Streamlined access will reduce use of disparate and ad hoc solutions, empowering staff to deliver more efficient and equitable care.

This groundbreaking collaboration will see CardMedic deployed across 455 SPARK Fusion® patient bedside devices on 20 wards at the Trust’s Stepping Hill Hospital.

This integration brings universal communication support directly to the bedside, giving patients and clinicians greater access, privacy, speed, and confidence in every interaction.

The Trust has taken a “big bang” approach to launching CardMedic, introducing it across all its acute and community settings. From day one, it has been available in all inpatient areas to maximise reach and equity of access.

Key areas of engagement include emergency, maternity, and acute medical units, supported by digital nurses, midwives, and clinical champions across the organisation.

The rollout also extends to community staff, including community midwives, school nurses, allied healthcare professionals, Macmillan nurses and district nurses.

The launch is backed by an extensive communications campaign using the slogan ‘the silent era is over’.

This term was coined by Karen Lawrence in the Digital Skills Team following discussions with the Digital Nursing Team about giving a voice to the “silent patient”.

This gave her the idea of silent movies in black and white. Now the introduction of CardMedic is bringing colour back to these patients as they are no longer silenced.

The rollout reflects the Trust’s commitment to its core CARE values of Compassion, Accountability, Respect, and Excellence.

It also aligns with regional efforts to reduce inequalities and national priorities such as the Patient safety healthcare inequalities reduction framework, the Accessible Information Standard, and the Core20PLUS5 Health Inequalities Programme.

The Trust’s passion for equitable care is evident throughout the partnership.

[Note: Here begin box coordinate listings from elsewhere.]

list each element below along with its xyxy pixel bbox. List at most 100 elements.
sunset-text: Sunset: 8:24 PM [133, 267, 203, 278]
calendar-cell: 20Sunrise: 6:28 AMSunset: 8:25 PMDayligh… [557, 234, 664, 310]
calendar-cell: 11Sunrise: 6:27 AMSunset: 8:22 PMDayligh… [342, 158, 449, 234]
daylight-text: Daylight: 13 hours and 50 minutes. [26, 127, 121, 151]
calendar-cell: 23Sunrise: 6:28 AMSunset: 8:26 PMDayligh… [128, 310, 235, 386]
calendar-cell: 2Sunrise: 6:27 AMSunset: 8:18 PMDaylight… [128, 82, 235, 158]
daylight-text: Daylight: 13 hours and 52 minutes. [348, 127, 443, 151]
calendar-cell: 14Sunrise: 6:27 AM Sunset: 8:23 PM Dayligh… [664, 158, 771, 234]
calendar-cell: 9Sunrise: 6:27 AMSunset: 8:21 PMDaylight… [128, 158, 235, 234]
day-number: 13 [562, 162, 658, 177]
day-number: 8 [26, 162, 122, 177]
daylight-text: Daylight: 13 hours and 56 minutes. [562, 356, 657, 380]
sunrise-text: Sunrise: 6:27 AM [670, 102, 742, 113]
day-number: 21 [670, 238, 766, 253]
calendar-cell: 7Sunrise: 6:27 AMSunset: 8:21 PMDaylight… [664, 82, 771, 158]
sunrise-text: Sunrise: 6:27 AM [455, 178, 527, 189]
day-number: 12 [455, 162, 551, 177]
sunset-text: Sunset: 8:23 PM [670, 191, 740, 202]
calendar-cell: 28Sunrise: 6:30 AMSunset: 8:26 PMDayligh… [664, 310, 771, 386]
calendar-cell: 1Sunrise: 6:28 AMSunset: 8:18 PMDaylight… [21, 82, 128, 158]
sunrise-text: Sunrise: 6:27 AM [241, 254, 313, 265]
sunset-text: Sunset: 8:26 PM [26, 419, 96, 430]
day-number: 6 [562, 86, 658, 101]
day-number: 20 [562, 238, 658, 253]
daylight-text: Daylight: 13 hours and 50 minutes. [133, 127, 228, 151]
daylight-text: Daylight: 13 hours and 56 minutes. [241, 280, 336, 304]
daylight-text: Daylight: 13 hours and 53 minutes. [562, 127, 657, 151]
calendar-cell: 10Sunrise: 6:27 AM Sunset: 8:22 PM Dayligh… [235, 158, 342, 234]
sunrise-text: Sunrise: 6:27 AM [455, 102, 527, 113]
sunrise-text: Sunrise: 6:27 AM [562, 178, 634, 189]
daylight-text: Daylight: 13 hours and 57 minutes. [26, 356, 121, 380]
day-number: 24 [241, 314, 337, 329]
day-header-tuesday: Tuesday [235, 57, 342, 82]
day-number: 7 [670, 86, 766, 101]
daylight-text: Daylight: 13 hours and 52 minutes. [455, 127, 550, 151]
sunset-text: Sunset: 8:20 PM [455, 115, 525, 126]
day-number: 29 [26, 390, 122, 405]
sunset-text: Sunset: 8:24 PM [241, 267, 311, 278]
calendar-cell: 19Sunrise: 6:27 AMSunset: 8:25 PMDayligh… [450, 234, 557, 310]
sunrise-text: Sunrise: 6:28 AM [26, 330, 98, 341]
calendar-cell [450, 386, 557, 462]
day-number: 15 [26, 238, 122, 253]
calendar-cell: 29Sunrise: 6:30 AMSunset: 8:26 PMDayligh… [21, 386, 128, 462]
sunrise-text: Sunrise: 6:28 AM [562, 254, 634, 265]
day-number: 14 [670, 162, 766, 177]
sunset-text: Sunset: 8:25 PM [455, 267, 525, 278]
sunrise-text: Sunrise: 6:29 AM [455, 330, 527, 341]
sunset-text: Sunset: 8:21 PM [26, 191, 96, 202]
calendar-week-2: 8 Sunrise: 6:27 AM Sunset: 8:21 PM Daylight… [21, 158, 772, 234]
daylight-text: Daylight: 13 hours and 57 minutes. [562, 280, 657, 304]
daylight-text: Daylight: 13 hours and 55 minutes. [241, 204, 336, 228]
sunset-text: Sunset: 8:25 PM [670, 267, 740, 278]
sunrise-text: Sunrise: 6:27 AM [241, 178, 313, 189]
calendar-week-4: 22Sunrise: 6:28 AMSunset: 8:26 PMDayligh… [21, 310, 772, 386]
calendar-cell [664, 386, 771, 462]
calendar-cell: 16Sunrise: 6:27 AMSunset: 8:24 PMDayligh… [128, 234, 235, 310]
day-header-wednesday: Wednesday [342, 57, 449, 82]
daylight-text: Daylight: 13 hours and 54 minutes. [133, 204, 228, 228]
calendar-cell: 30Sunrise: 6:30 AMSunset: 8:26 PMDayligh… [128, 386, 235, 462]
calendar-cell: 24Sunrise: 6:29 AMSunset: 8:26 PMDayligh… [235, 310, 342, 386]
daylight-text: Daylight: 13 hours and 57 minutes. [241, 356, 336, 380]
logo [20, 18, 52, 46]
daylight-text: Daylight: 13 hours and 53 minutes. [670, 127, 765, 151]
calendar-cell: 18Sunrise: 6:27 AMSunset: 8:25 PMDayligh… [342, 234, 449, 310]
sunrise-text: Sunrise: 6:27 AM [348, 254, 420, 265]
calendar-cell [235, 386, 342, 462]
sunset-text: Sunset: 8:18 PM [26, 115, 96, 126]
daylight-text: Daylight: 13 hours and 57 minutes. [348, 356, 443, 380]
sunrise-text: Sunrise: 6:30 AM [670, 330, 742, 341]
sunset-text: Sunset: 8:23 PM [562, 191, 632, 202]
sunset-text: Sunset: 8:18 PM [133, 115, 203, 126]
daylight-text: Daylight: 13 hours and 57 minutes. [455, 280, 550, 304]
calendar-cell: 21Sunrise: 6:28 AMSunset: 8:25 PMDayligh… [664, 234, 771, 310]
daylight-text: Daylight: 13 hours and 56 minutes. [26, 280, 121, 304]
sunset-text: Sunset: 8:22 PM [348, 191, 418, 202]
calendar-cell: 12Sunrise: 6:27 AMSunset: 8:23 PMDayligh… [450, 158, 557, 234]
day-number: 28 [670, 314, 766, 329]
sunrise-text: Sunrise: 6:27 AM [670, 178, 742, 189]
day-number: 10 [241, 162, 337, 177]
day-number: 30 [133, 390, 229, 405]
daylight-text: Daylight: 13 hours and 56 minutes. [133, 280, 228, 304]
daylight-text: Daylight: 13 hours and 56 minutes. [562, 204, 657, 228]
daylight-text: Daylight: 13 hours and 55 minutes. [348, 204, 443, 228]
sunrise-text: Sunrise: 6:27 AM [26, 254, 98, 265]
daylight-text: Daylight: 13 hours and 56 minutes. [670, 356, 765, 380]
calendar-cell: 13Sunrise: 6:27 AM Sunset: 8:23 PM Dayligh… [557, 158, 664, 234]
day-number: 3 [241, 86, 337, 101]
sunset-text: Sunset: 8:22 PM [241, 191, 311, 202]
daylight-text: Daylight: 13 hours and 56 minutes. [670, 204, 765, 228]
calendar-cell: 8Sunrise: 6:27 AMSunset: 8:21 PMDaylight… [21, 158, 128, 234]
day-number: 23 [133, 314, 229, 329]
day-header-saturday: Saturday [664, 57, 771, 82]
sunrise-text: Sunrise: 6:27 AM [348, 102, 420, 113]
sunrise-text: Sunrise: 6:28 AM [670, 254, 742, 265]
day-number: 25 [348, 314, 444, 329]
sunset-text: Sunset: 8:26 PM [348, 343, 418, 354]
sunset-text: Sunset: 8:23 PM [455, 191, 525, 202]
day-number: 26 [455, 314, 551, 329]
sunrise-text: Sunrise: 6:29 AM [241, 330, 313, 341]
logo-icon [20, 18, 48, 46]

The top five non-English languages spoken in the local area are Farsi, Urdu, Arabic, Kurdish Sorani, and Cantonese. To support the Trust’s community, CardMedic is adding Kurdish Sorani to its platform for the first time.

Dr Rachael Grimaldi, CEO and Co-Founder of CardMedic, said: “Stockport NHS Foundation Trust has demonstrated what equitable care in action looks like.

“No patient will be left without a voice in their care.

“By embedding CardMedic across wards and bedside devices, enabled through our partnership with SPARK TSL, they’re enabling communication that is instant, safe, and scalable.

“The partnership won’t just improve care for patients who face a language barrier. With CardMedic’s Easy Read and Read Aloud formats, it also helps support improved health literacy when language isn’t the main issue.”

Jane Stephenson, CEO at SPARK TSL, added: “This pioneering project demonstrates how technology can strengthen patient-centred care.

“ We’re proud to be working with Stockport NHS Foundation Trust and CardMedic on embedding inclusive communication support in our SPARK Fusion® bedside devices.

“Together, we’re making healthcare more accessible for all.”